In this section, we are going to create our source and staging models.

Sources allow us to create a dependency between our source database object and our staging models which will help us when we look at data lineage later. Also, if your source changes database or schema, you only have to update it in your f1_sources.yml file rather than updating all of the models it might be used in.

Staging models are the base of our project, where we bring all the individual components we're going to use to build our more complex and useful models into the project.

Since we want to focus on dbt and Python in this workshop, check out our sources and staging docs if you want to learn more (or take our dbt Fundamentals course which covers all of our core functionality).

Create sources

We're going to be using each of our 8 Formula 1 tables from our formula1 database under the raw  schema for our transformations and we want to create those tables as sources in our project.

  1. Create a new file called f1_sources.yml with the following file path: models/staging/formula1/f1_sources.yml.
  2. Then, paste the following code into the file before saving it:
version: 2

sources:
- name: formula1
description: formula 1 datasets with normalized tables
database: formula1
schema: raw
tables:
- name: circuits
description: One record per circuit, which is the specific race course.
columns:
- name: circuitid
tests:
- unique
- not_null
- name: constructors
description: One record per constructor. Constructors are the teams that build their formula 1 cars.
columns:
- name: constructorid
tests:
- unique
- not_null
- name: drivers
description: One record per driver. This table gives details about the driver.
columns:
- name: driverid
tests:
- unique
- not_null
- name: lap_times
description: One row per lap in each race. Lap times started being recorded in this dataset in 1984 and joined through driver_id.
- name: pit_stops
description: One row per pit stop. Pit stops do not have their own id column, the combination of the race_id and driver_id identify the pit stop.
columns:
- name: stop
tests:
- accepted_values:
values: [1,2,3,4,5,6,7,8]
quote: false
- name: races
description: One race per row. Importantly this table contains the race year to understand trends.
columns:
- name: raceid
tests:
- unique
- not_null
- name: results
columns:
- name: resultid
tests:
- unique
- not_null
description: One row per result. The main table that we join out for grid and position variables.
- name: status
description: One status per row. The status contextualizes whether the race was finished or what issues arose e.g. collisions, engine, etc.
columns:
- name: statusid
tests:
- unique
- not_null

Create staging models

The next step is to set up the staging models for each of the 8 source tables. Given the one-to-one relationship between staging models and their corresponding source tables, we'll build 8 staging models here. We know it’s a lot and in the future, we will seek to update the workshop to make this step less repetitive and more efficient. This step is also a good representation of the real world of data, where you have multiple hierarchical tables that you will need to join together!

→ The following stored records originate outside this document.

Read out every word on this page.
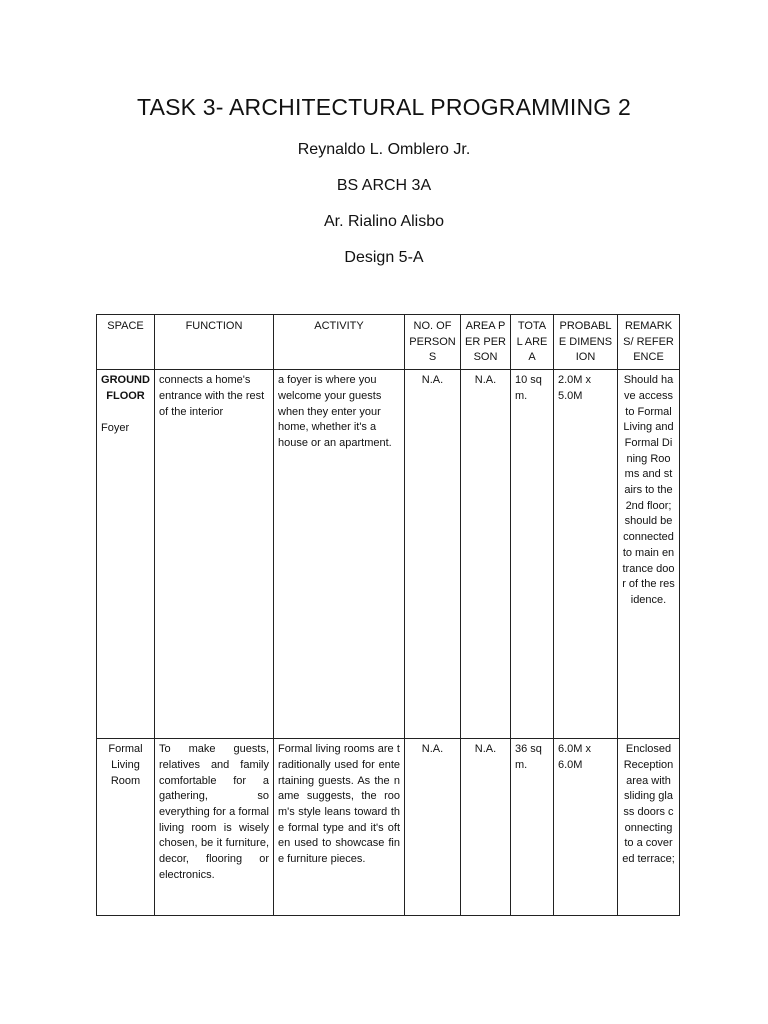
TASK 3- ARCHITECTURAL PROGRAMMING 2
Reynaldo L. Omblero Jr.
BS ARCH 3A
Ar. Rialino Alisbo
Design 5-A
SPACE	FUNCTION	ACTIVITY	NO. OF PERSONS	AREA PER PERSON	TOTAL AREA	PROBABLE DIMENSION	REMARKS/ REFERENCE

GROUND FLOOR
Foyer	connects a home's entrance with the rest of the interior	a foyer is where you welcome your guests when they enter your home, whether it's a house or an apartment.	N.A.	N.A.	10 sqm.	2.0M x 5.0M	Should have access to Formal Living and Formal Dining Rooms and stairs to the 2nd floor; should be connected to main entrance door of the residence.
Formal Living Room	To make guests, relatives and family comfortable for a gathering, so everything for a formal living room is wisely chosen, be it furniture, decor, flooring or electronics.	Formal living rooms are traditionally used for entertaining guests. As the name suggests, the room's style leans toward the formal type and it's often used to showcase fine furniture pieces.	N.A.	N.A.	36 sqm.	6.0M x 6.0M	Enclosed Reception area with sliding glass doors connecting to a covered terrace;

  1. Let's go in alphabetical order to easily keep track of all our staging models! Create a new file called stg_f1_circuits.sql with this file path models/staging/formula1/stg_f1_circuits.sql. Then, paste the following code into the file before saving it:

    with

    source as (

    select * from {{ source('formula1','circuits') }}

    ),

    renamed as (
    select
    circuitid as circuit_id,
    circuitref as circuit_ref,
    name as circuit_name,
    location,
    country,
    lat as latitude,
    lng as longitude,
    alt as altitude
    -- omit the url
    from source
    )
    select * from renamed

    All we're doing here is pulling the source data into the model using the source function, renaming some columns, and omitting the column url with a commented note since we don’t need it for our analysis.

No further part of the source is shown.